Education chief: Keep 2009 law's reforms on track

Kentucky Education Commissioner Terry Holliday
Kentucky Education Commissioner Terry Holliday

Kentucky Education Commissioner Terry Holliday "strongly" opposes any delay in implementing Senate Bill 1, the wide-ranging education reform bill that lawmakers passed in 2009, he told Gov. Steve Beshear and state legislative leaders in a letter on Friday.

Holliday said in an interview Tuesday that the letter was intended to "head off" apparent efforts by educators in some parts of Kentucky who are urging lawmakers to delay SB 1, possibly until 2015. Holliday contended that a delay would be a blow for Kentucky's schoolchildren.

"I wanted to head it off before it got steamrolling," Holliday said. "The General Assembly members are getting bombarded with issues right now, and they're going to come back to Frankfort in early February. ... I hope the governor, the (Senate) president and the (House) speaker will take a strong stand that our kids deserve this."

Holliday said delaying SB 1 was a "major topic of conversation" at a meeting between some educators and lawmakers in Western Kentucky last week and at a similar session in far Western Kentucky a few weeks ago.

Holliday sent the letter to Senate President David Williams, R-Burkesville; House Speaker Greg Stumbo, D-Prestonsburg; Senate Education Committee chairman Ken Winters, R-Murray; and House Education Committee chairman Carl Rollins, D-Midway. Copies also went to Beshear and state school board members, Holliday's office said.

Williams said later Tuesday that he agrees with Holliday that implementation of SB 1 should stay on schedule.

Educators generally have hailed the measure as one of the state's most important education initiatives since the Kentucky Education Reform Act.
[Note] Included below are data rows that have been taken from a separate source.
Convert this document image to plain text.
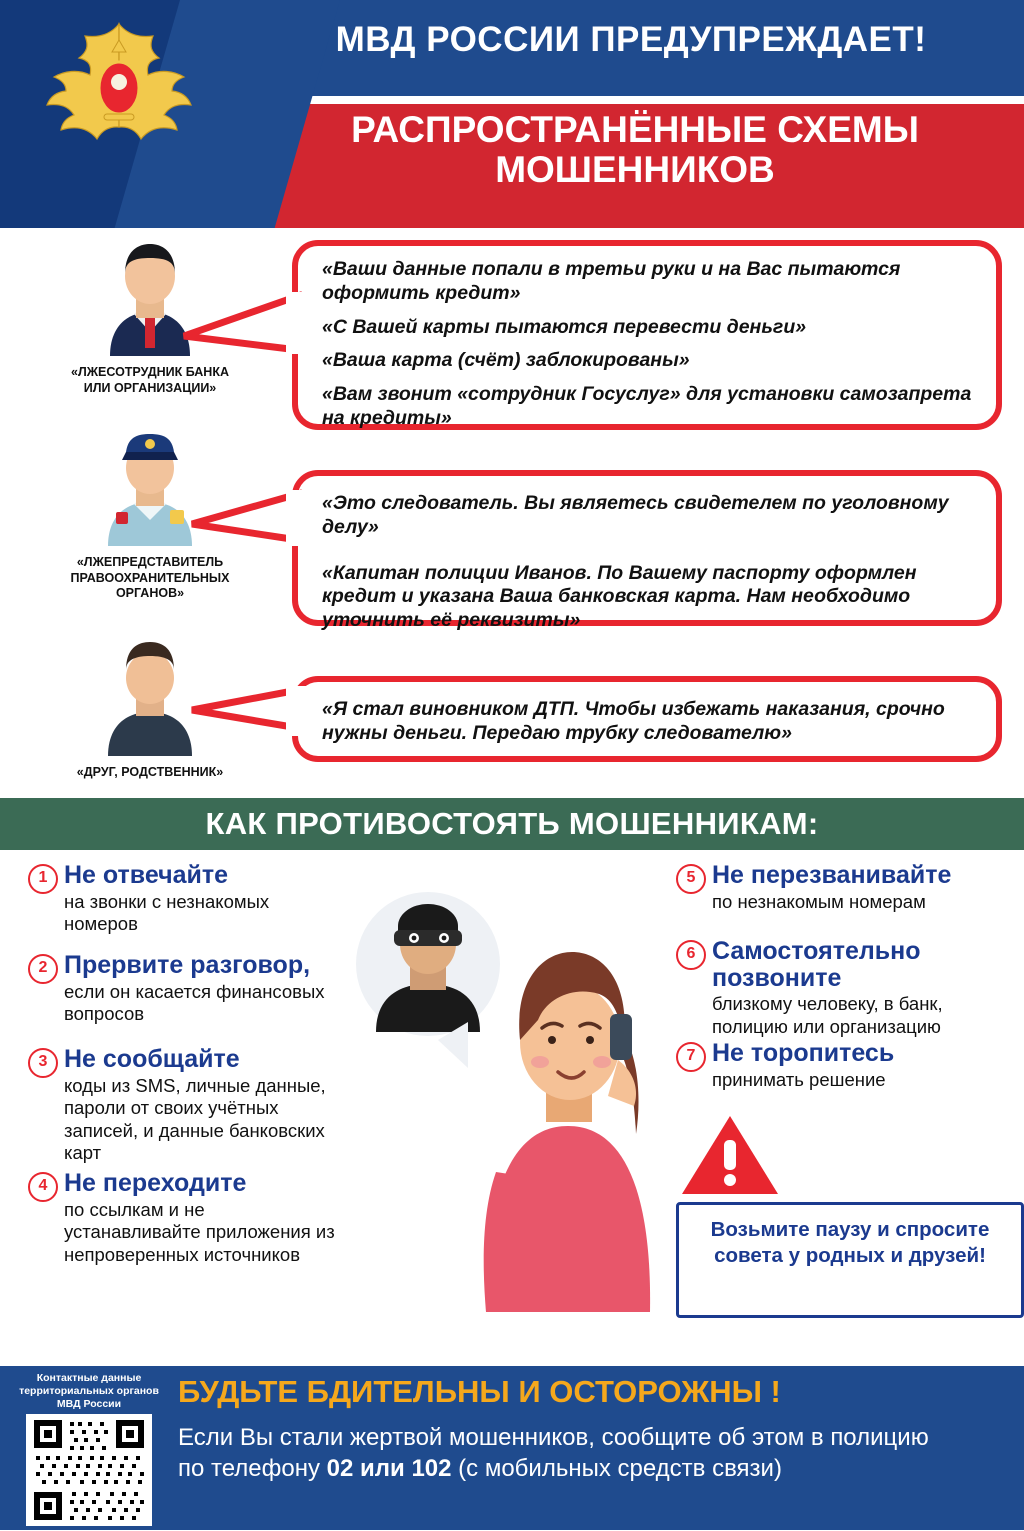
МВД РОССИИ ПРЕДУПРЕЖДАЕТ!
РАСПРОСТРАНЁННЫЕ СХЕМЫ
МОШЕННИКОВ
«ЛЖЕСОТРУДНИК БАНКА
ИЛИ ОРГАНИЗАЦИИ»

«Ваши данные попали в третьи руки и на Вас пытаются оформить кредит»

«С Вашей карты пытаются перевести деньги»

«Ваша карта (счёт) заблокированы»

«Вам звонит «сотрудник Госуслуг» для установки самозапрета на кредиты»

«ЛЖЕПРЕДСТАВИТЕЛЬ
ПРАВООХРАНИТЕЛЬНЫХ
ОРГАНОВ»

«Это следователь. Вы являетесь свидетелем по уголовному делу»

«Капитан полиции Иванов. По Вашему паспорту оформлен кредит и указана Ваша банковская карта. Нам необходимо уточнить её реквизиты»

«ДРУГ, РОДСТВЕННИК»

«Я стал виновником ДТП. Чтобы избежать наказания, срочно нужны деньги. Передаю трубку следователю»

КАК ПРОТИВОСТОЯТЬ МОШЕННИКАМ:
1 Не отвечайте
на звонки с незнакомых номеров
2 Прервите разговор,
если он касается финансовых вопросов
3 Не сообщайте
коды из SMS, личные данные, пароли от своих учётных записей, и данные банковских карт
4 Не переходите
по ссылкам и не устанавливайте приложения из непроверенных источников
5 Не перезванивайте
по незнакомым номерам
6 Самостоятельно позвоните
близкому человеку, в банк, полицию или организацию
7 Не торопитесь
принимать решение
Возьмите паузу и спросите совета у родных и друзей!
Контактные данные
территориальных органов
МВД России	БУДЬТЕ БДИТЕЛЬНЫ И ОСТОРОЖНЫ !
Если Вы стали жертвой мошенников, сообщите об этом в полицию
по телефону 02 или 102 (с мобильных средств связи)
Its many provisions include requirements for new core-content standards and a new statewide school assessment and accountability system that would kick in with the 2011-2012 school year.

There have been questions for some time, however, centered on where the money for implementation would come from. The original legislation didn't specify funding.

It's unclear how much support there is for delaying implementation. Wilson Sears, executive director of the Kentucky Association of School Superintendents, said there are a variety of views among educators.

"I don't think there are any superintendents that are not believers in Senate Bill 1 or who don't feel that it should be done," Sears said. "I think timing has been the issue ... In defense of those who might want to slow this thing down, I think they just want to make sure we do it right."

One concern apparently is the creation of a new testing system to replace the CATS test. A coalition of states that developed new common core standards is now developing a new national test based on those standards. That test is expected to be ready in 2015, and some educators reportedly think Kentucky should wait for it rather than creating a new assessment of its own.

Holliday said in his letter that some educators "mistakenly assume" Kentucky's assessment would have to be replaced when the national test becomes available in 2015. Others, he wrote, think that dollars earmarked for implementation "could be used for other purposes."

Holliday argued that SB 1 should move ahead because "Kentucky's children need every advantage they can get if we really want to be competitive. Let's don't slow down."

Williams agreed.

"We haven't received any recent information about how much money the department of education thinks it's going to take to implement Senate Bill 1," he said. "But I think it's crucial that we do make Senate Bill 1 the top priority."